The hardware on this machine shows what was probably a typical upgrade history in the early days. The system board and power supply appear to be the only original items in the computer. The PC was sold "bare"; the video interface and mass storage were extra cost options. From 1981 till about mid 1983, the PC system board could hold from 16k to 64kb of memory. This machine has 64k on the system board, with the first 16k soldered in (chips date coded 8231), and the remaining chips are socketed, with date codes of 1L3X and 1M3X. I'm not up on date codes enough to know whether these are from 1981 or 1983. All the chips on the system board are 16 kilobit. IBM did not use 64kb chips until the XT was introduced in 1983, then the PC and XT both used 64k chips until the PC was dropped and the XT was revised to use 256kb chips (although with some other mods, the 256kb chips can be added to the earlier XT boards)

The PC has only five card slots, on one inch centers. The XT has eight slots, on 0.8 inch centers. Most of the cards in this early PC were designed before the XT was introduced, and are made with what we now consider to be very wide (and painted black) brackets, which will not fit in an XT case. The video card, which is the only IBM card in this PC, has a narrow bracket. This particular Color Graphics card was made in early 1983, judging by the chip date codes. Apparently IBM knew the XT design plans at that time, but didn't share with all the aftermarket adapter card makers. Note also that there is no screw hole in the top rear corner of the case; the early PCs only had two screws instead of five to hold on the cover.

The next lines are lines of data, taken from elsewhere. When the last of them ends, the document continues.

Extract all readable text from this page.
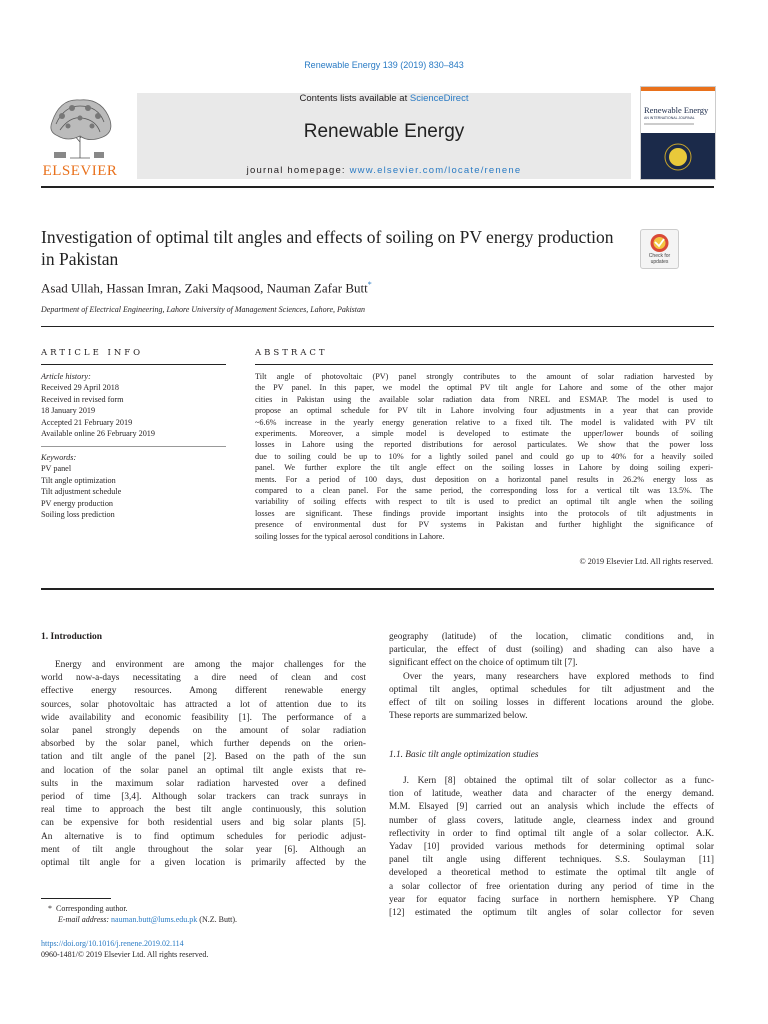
Renewable Energy 139 (2019) 830–843
ELSEVIER
Contents lists available at ScienceDirect
Renewable Energy
journal homepage: www.elsevier.com/locate/renene
Renewable Energy
AN INTERNATIONAL JOURNAL
Investigation of optimal tilt angles and effects of soiling on PV energy production in Pakistan	Check for
updates
Asad Ullah, Hassan Imran, Zaki Maqsood, Nauman Zafar Butt*
Department of Electrical Engineering, Lahore University of Management Sciences, Lahore, Pakistan
ARTICLE INFO
Article history:
Received 29 April 2018
Received in revised form
18 January 2019
Accepted 21 February 2019
Available online 26 February 2019
Keywords:
PV panel
Tilt angle optimization
Tilt adjustment schedule
PV energy production
Soiling loss prediction
ABSTRACT
Tilt angle of photovoltaic (PV) panel strongly contributes to the amount of solar radiation harvested by
the PV panel. In this paper, we model the optimal PV tilt angle for Lahore and some of the other major
cities in Pakistan using the available solar radiation data from NREL and ESMAP. The model is used to
propose an optimal schedule for PV tilt in Lahore involving four adjustments in a year that can provide
~6.6% increase in the yearly energy generation relative to a fixed tilt. The model is validated with PV tilt
experiments. Moreover, a simple model is developed to estimate the upper/lower bounds of soiling
losses in Lahore using the reported distributions for aerosol particulates. We show that the power loss
due to soiling could be up to 10% for a lightly soiled panel and could go up to 40% for a heavily soiled
panel. We further explore the tilt angle effect on the soiling losses in Lahore by doing soiling experi-
ments. For a period of 100 days, dust deposition on a horizontal panel results in 26.2% energy loss as
compared to a clean panel. For the same period, the corresponding loss for a vertical tilt was 13.5%. The
variability of soiling effects with respect to tilt is used to predict an optimal tilt angle when the soiling
losses are significant. These findings provide important insights into the protocols of tilt adjustments in
presence of environmental dust for PV systems in Pakistan and further highlight the significance of
soiling losses for the typical aerosol conditions in Lahore.
© 2019 Elsevier Ltd. All rights reserved.
1. Introduction
Energy and environment are among the major challenges for the
world now-a-days necessitating a dire need of clean and cost
effective energy resources. Among different renewable energy
sources, solar photovoltaic has attracted a lot of attention due to its
wide availability and economic feasibility [1]. The performance of a
solar panel strongly depends on the amount of solar radiation
absorbed by the solar panel, which further depends on the orien-
tation and tilt angle of the panel [2]. Based on the path of the sun
and location of the solar panel an optimal tilt angle exists that re-
sults in the maximum solar radiation harvested over a defined
period of time [3,4]. Although solar trackers can track sunrays in
real time to approach the best tilt angle continuously, this solution
can be expensive for both residential users and big solar plants [5].
An alternative is to find optimum schedules for periodic adjust-
ment of tilt angle throughout the solar year [6]. Although an
optimal tilt angle for a given location is primarily affected by the
* Corresponding author.
E-mail address: nauman.butt@lums.edu.pk (N.Z. Butt).
https://doi.org/10.1016/j.renene.2019.02.114
0960-1481/© 2019 Elsevier Ltd. All rights reserved.
geography (latitude) of the location, climatic conditions and, in
particular, the effect of dust (soiling) and shading can also have a
significant effect on the choice of optimum tilt [7].
Over the years, many researchers have explored methods to find
optimal tilt angles, optimal schedules for tilt adjustment and the
effect of tilt on soiling losses in different locations around the globe.
These reports are summarized below.
1.1. Basic tilt angle optimization studies
J. Kern [8] obtained the optimal tilt of solar collector as a func-
tion of latitude, weather data and character of the energy demand.
M.M. Elsayed [9] carried out an analysis which include the effects of
number of glass covers, latitude angle, clearness index and ground
reflectivity in order to find optimal tilt angle of a solar collector. A.K.
Yadav [10] provided various methods for determining optimal solar
panel tilt angle using different techniques. S.S. Soulayman [11]
developed a theoretical method to estimate the optimal tilt angle of
a solar collector of free orientation during any period of time in the
year for equator facing surface in northern hemisphere. YP Chang
[12] estimated the optimum tilt angles of solar collector for seven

The floppy drive card is an aftermarket part, similar in size and shape to the IBM card, but with different appearing circuitry, including a little add-on daughter card. The card is connected to a non-IBM half height floppy drive, as the rest of the industry had gone to half height drives by 1982, but IBM didn't switch till the AT came out in 1984, and still provided full height drives in PC and XT machines for a year or two longer. The Davong hard drive controller card has an external power input connection, and a standard four pin power connector on the card to feed the hard drive, visible in the top right corner of the picture.

This multi-function card, with only one row of RAM chips, adds another 64kb memory, doubling what's on the system board, for a total of 128kb. The early 5150s could handle 256kb, from what I've read about them. I have no reason to add more memory to this unit, as 128k should be all that I need to run any programs that will run in PC-DOS 1.10. It would be nice to get the clock working, though, and I suspect it just needs a new battery and the software installed to do that. Notice that this card has overhang behind the ISA edge connection, so it won't fit in a 16 bit slot--which would not be a problem for two more years after this card was made. But the AT came with all the goodies that this card provided, making this type of card obsolete.

You can view the file list for IBM PC-DOS version 1.00 and version 1.10. The hidden system files are not shown in these listings. There is a persistent urban legend that PC-DOS version 1.00 was never released. I don't believe it.